Saturday, January 10, 2009

Love and Flying Saucers

NOTE: Moved to this blog from "Modern Artifacts"

I'm apparently on a love story jag right now. Below is a scene from a story that is not fully fleshed out but I liked the analogy one of characters makes about first sights and so forth. How is it that one special person can affect you so much that it can shake you to your core? It is outright interesting, exhilarating and a bit scary all at once. Such an event does remind us that we are humans, I suppose.

Maybe next week I'll write something less gushy, but for the last few weeks, romance has dominated my thoughts. Imagine, a man my age engaging in such frivolous mental pursuits!

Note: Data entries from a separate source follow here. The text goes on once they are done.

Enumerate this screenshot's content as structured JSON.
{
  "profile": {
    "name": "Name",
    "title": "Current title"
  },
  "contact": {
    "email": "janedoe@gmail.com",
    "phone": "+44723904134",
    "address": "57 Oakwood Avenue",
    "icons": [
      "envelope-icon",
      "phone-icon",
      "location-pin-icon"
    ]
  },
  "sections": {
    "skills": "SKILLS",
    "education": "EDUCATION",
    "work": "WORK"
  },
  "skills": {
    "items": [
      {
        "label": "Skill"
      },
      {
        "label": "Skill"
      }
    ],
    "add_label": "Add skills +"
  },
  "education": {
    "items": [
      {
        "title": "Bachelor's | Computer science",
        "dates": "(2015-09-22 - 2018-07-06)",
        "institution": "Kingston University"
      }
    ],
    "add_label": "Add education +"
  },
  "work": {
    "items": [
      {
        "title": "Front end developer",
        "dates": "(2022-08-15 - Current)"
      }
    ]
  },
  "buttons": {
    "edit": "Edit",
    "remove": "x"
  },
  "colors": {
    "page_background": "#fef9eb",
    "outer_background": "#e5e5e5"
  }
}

Oh well, I do hope to finish this story someday.

Love and Flying Saucers

“I remember the first time I ever saw her,” I explained, “and without knowing it, that day changed everything.”

We had been sitting in the darkened tavern for the better part of an afternoon. Outside, rain continued to cause customers to run ducking in, let out a sigh and give a silly grin to everyone in the room as if to say, “hey, I made it!!” It doesn’t rain much in my neck of the woods, the southern California weather is as predictable as the phases of the moon – small gradual changes with the occasional surprise storm happening as often as a lunar eclipse. But here in San Francisco, especially at Pompeii’s Grotto at the Wharf, if you didn’t like the weather just wait 20 minutes, it’ll change.

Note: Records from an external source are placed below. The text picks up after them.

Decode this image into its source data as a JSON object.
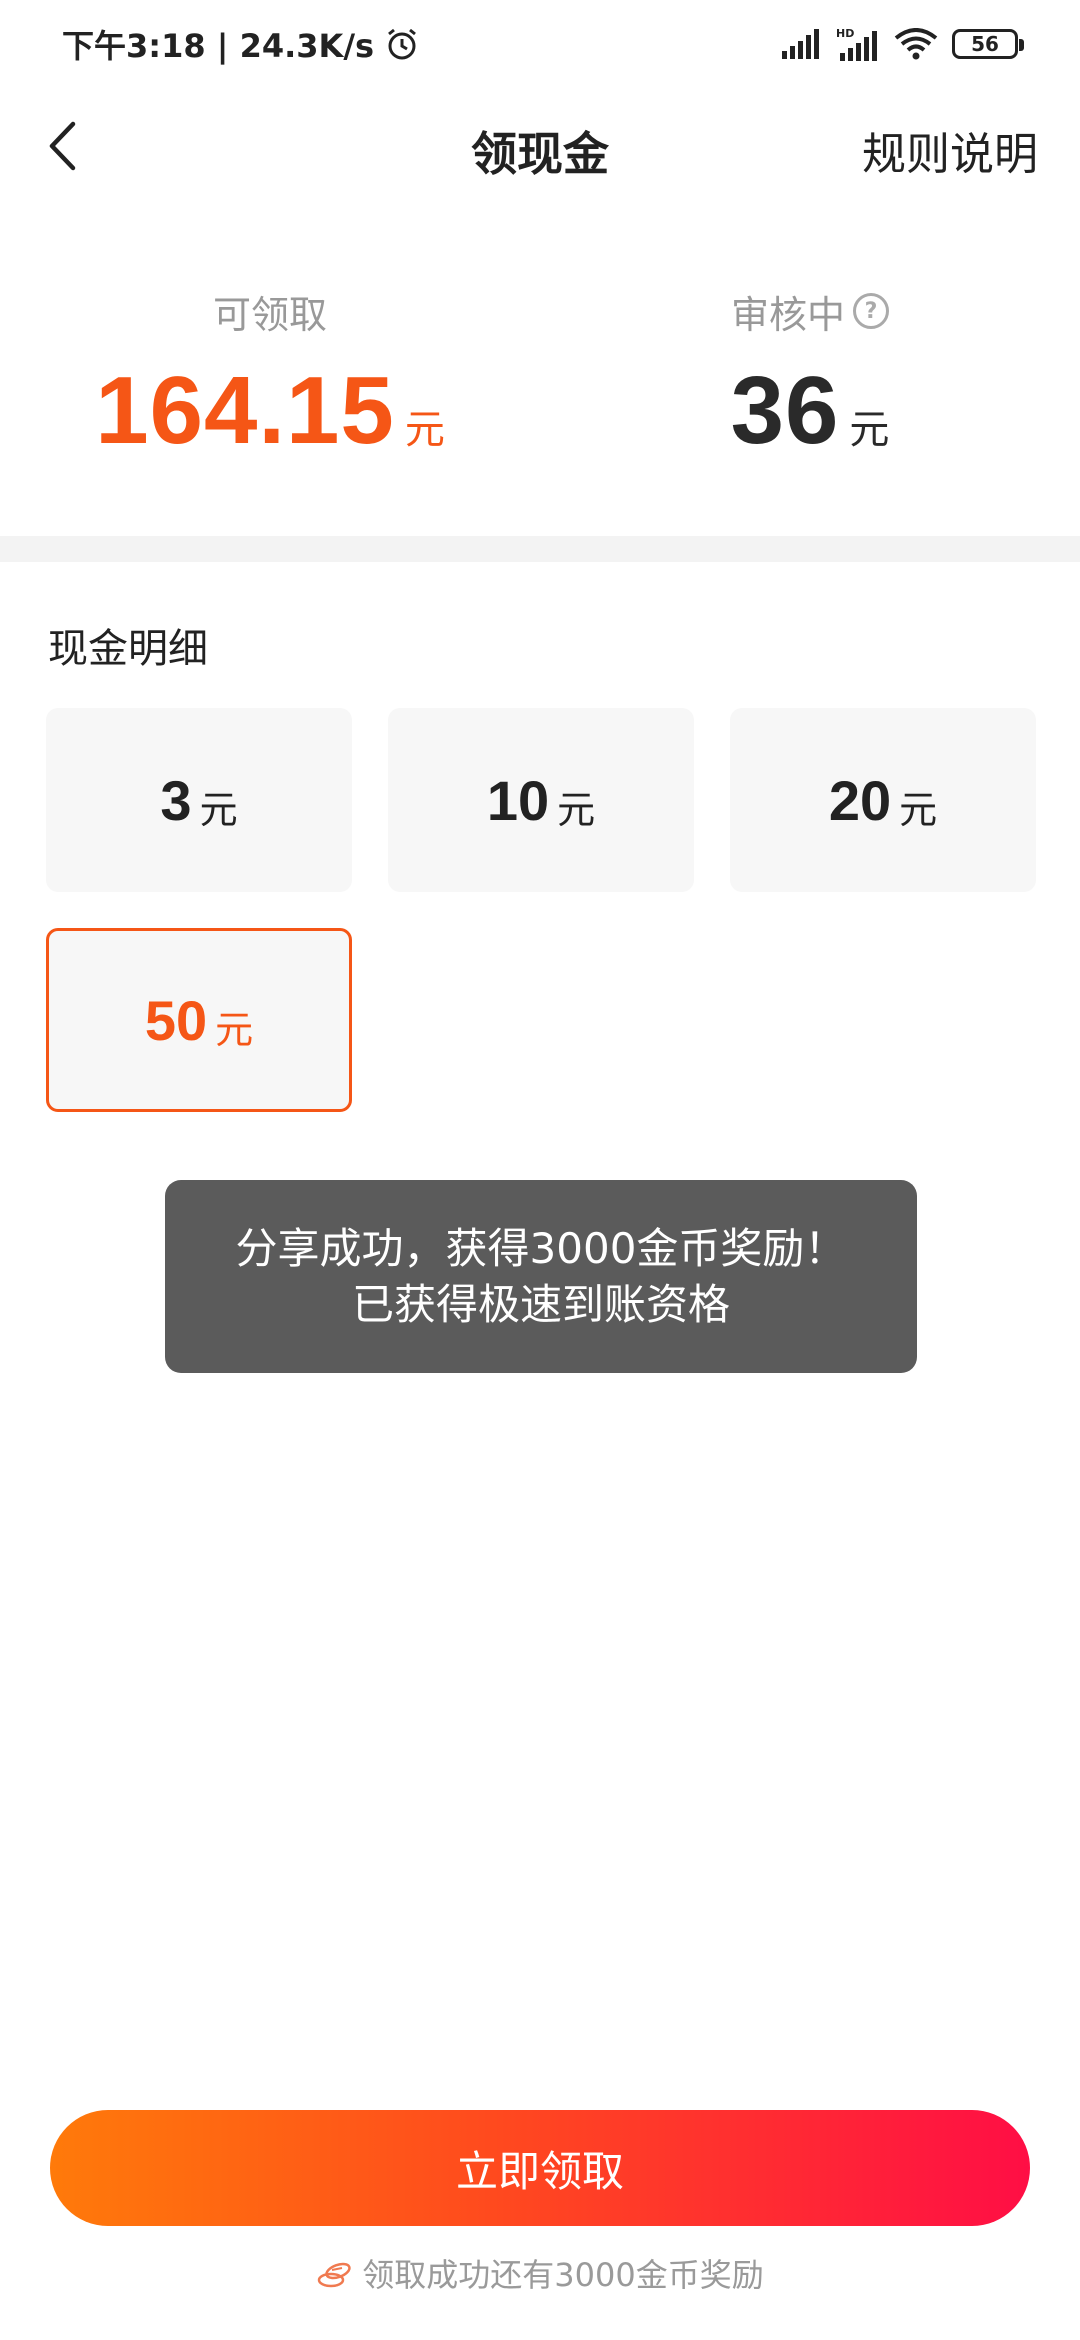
{
  "status_bar": {
    "time_speed": "下午3:18 | 24.3K/s",
    "battery": "56",
    "icons": [
      "alarm-icon",
      "signal-icon",
      "hd-signal-icon",
      "wifi-icon",
      "battery-icon"
    ]
  },
  "nav": {
    "title": "领现金",
    "rules": "规则说明",
    "back_icon": "chevron-left-icon"
  },
  "balance": {
    "available": {
      "label": "可领取",
      "amount": "164.15",
      "unit": "元"
    },
    "reviewing": {
      "label": "审核中",
      "amount": "36",
      "unit": "元",
      "help_icon": "?"
    }
  },
  "cash_details": {
    "title": "现金明细",
    "options": [
      {
        "value": "3",
        "unit": "元",
        "selected": false
      },
      {
        "value": "10",
        "unit": "元",
        "selected": false
      },
      {
        "value": "20",
        "unit": "元",
        "selected": false
      },
      {
        "value": "50",
        "unit": "元",
        "selected": true
      }
    ]
  },
  "toast": {
    "line1": "分享成功，获得3000金币奖励！",
    "line2": "已获得极速到账资格"
  },
  "claim": {
    "button": "立即领取",
    "note": "领取成功还有3000金币奖励"
  },
  "colors": {
    "accent": "#f55616",
    "gradient_start": "#ff7a0a",
    "gradient_end": "#ff0e45",
    "toast_bg": "#5b5b5b"
  }
}
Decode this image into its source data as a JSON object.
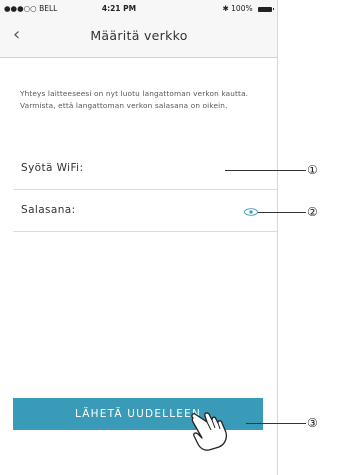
{
  "status_bar": {
    "carrier": "●●●○○ BELL",
    "time": "4:21 PM",
    "battery_text": "100%"
  },
  "nav": {
    "back_icon": "chevron-left-icon",
    "title": "Määritä verkko"
  },
  "intro_text": "Yhteys laitteeseesi on nyt luotu langattoman verkon kautta. Varmista, että langattoman verkon salasana on oikein.",
  "fields": {
    "wifi_label": "Syötä WiFi:",
    "password_label": "Salasana:"
  },
  "button": {
    "label": "LÄHETÄ UUDELLEEN"
  },
  "callouts": [
    "①",
    "②",
    "③"
  ],
  "colors": {
    "accent": "#3a9bb8",
    "bar_bg": "#f7f7f7"
  }
}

My friend sitting across from me had known me for years. Unlike other male buddies, I shared a great deal of my inner thoughts and feelings with him and he likewise with me. We called it “revealing our feminine side” to one another. It was a bonding without fear of being judged. We saw ourselves as nothing less than more fully evolved male type humans. Obviously.

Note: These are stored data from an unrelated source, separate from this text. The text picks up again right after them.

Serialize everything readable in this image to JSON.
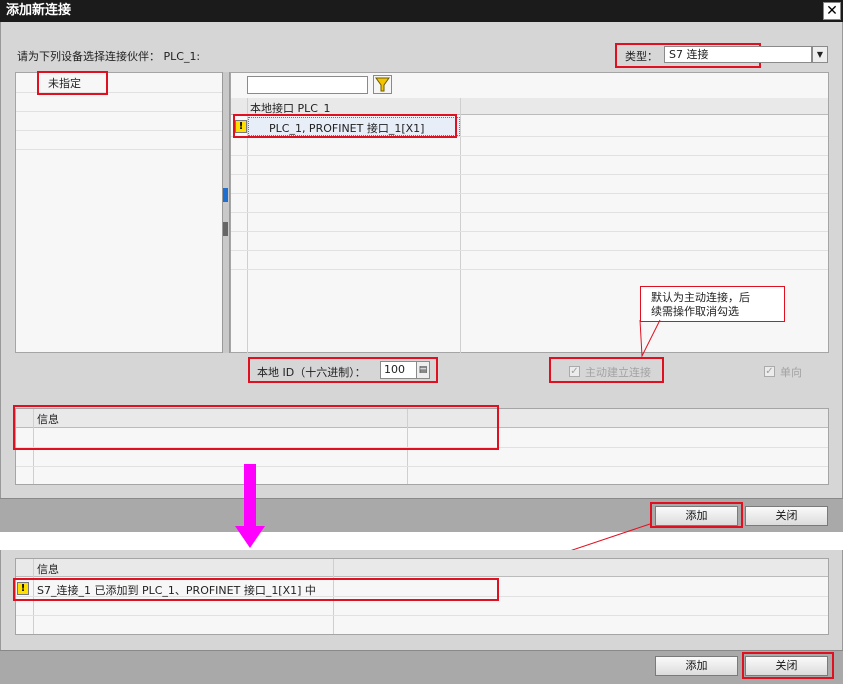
{
  "dialog": {
    "title": "添加新连接",
    "close_glyph": "✕",
    "select_partner_label": "请为下列设备选择连接伙伴： PLC_1:",
    "type_label": "类型：",
    "type_value": "S7 连接",
    "partner_tree": {
      "unspecified": "未指定"
    },
    "interface_table": {
      "header": "本地接口 PLC_1",
      "rows": [
        {
          "text": "PLC_1, PROFINET 接口_1[X1]"
        }
      ]
    },
    "local_id": {
      "label": "本地 ID（十六进制）：",
      "value": "100"
    },
    "active_connection": {
      "label": "主动建立连接",
      "checked": true
    },
    "one_way": {
      "label": "单向",
      "checked": true
    },
    "callout": {
      "line1": "默认为主动连接，后",
      "line2": "续需操作取消勾选"
    },
    "info_table": {
      "header": "信息"
    },
    "buttons": {
      "add": "添加",
      "close": "关闭"
    }
  },
  "result": {
    "info_table": {
      "header": "信息",
      "rows": [
        {
          "text": "S7_连接_1 已添加到 PLC_1、PROFINET 接口_1[X1] 中"
        }
      ]
    },
    "buttons": {
      "add": "添加",
      "close": "关闭"
    }
  },
  "colors": {
    "highlight": "#e01020",
    "arrow": "#ff00ff",
    "warning": "#ffe000",
    "titlebar": "#1b1b1b"
  },
  "icons": {
    "filter": "funnel-icon",
    "warning": "warning-icon",
    "spin": "spinner-icon",
    "dropdown": "chevron-down-icon",
    "close": "close-icon"
  }
}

A few stiff drinks didn’t hurt to loosen the tongue either, and both of us were definitely in the reveal-inner-secrets-mode. But this time was different. I was doing most of the talking and by observing the look on my face, he knew I had never been so sincere. This conversation was the back story of all back stories. If ever a straight man could reveal his heartfelt emotions to another, this was the time and place.

“How so?” he asked.

I knew the answer but didn’t know if I could explain it well enough with two martinis in me. But he asked so I tried. “Imagine that your entire life had been spent on an island. You were born there, raised there and everything you knew about the world was contained within that island. For all you knew, this island was the entire world. You’d be happy because you didn’t know anything else and thought that life would follow a particular pattern since that is what you were always told and lead to believe the world existed a certain way,” I began. “You think you understand everything…you’ve got the entire view of the entire world as you know it to be.”

“Where is this going, Tyson?” he groaned.

“Hang with my analogy for a bit, just drink your drink and listen,” I replied. Shifting in my seat and looking at the half-submerged olive in my glass, I continued. “Okay, so one day a sailing ship lands at the beach…NO, a space ship lands on the beach and out walks people that look like us but begin telling you things that make no real sense and pretty much impossible to understand at first.”

“They say that you’re living on an island and that the world doesn’t begin and end here and that there are many different places to see, things to do and people to meet. And they tell you that all of your ideas about the world are wrong and then they prove it to you by showing you pictures and movies and let you experience the world as it really is with some weird device that downloads all of this information to you in an instant.” I took a gulp of the cool vodka and finished my point.

“Then after they take the machine off of your head, they stand back and say, ‘Well, whattaya think NOW, smart guy?’ What are you going to think, what are you going to do and how are you going to feel?”

He looked after a bit and said, “Well, I probably wouldn’t believe them at first. Then I might be depressed that everything I thought was right, was in fact wrong.”

I smiled, “Exactly my point, my wise friend. Your comfortable niche and view of life and the world has been shown to be flawed at best because it was based on limited information. Eventually you’d be pissed either at your world for deceiving you or the space people for bursting your bubble and proving you were wrong all of your measly life. That’s what happened when I first saw her.”

“The moment I saw her, everything changed. The real world, a world of other possibilities came into focus and it scared the bejezus outta me. In fact, it still shakes me up now and again.” I said.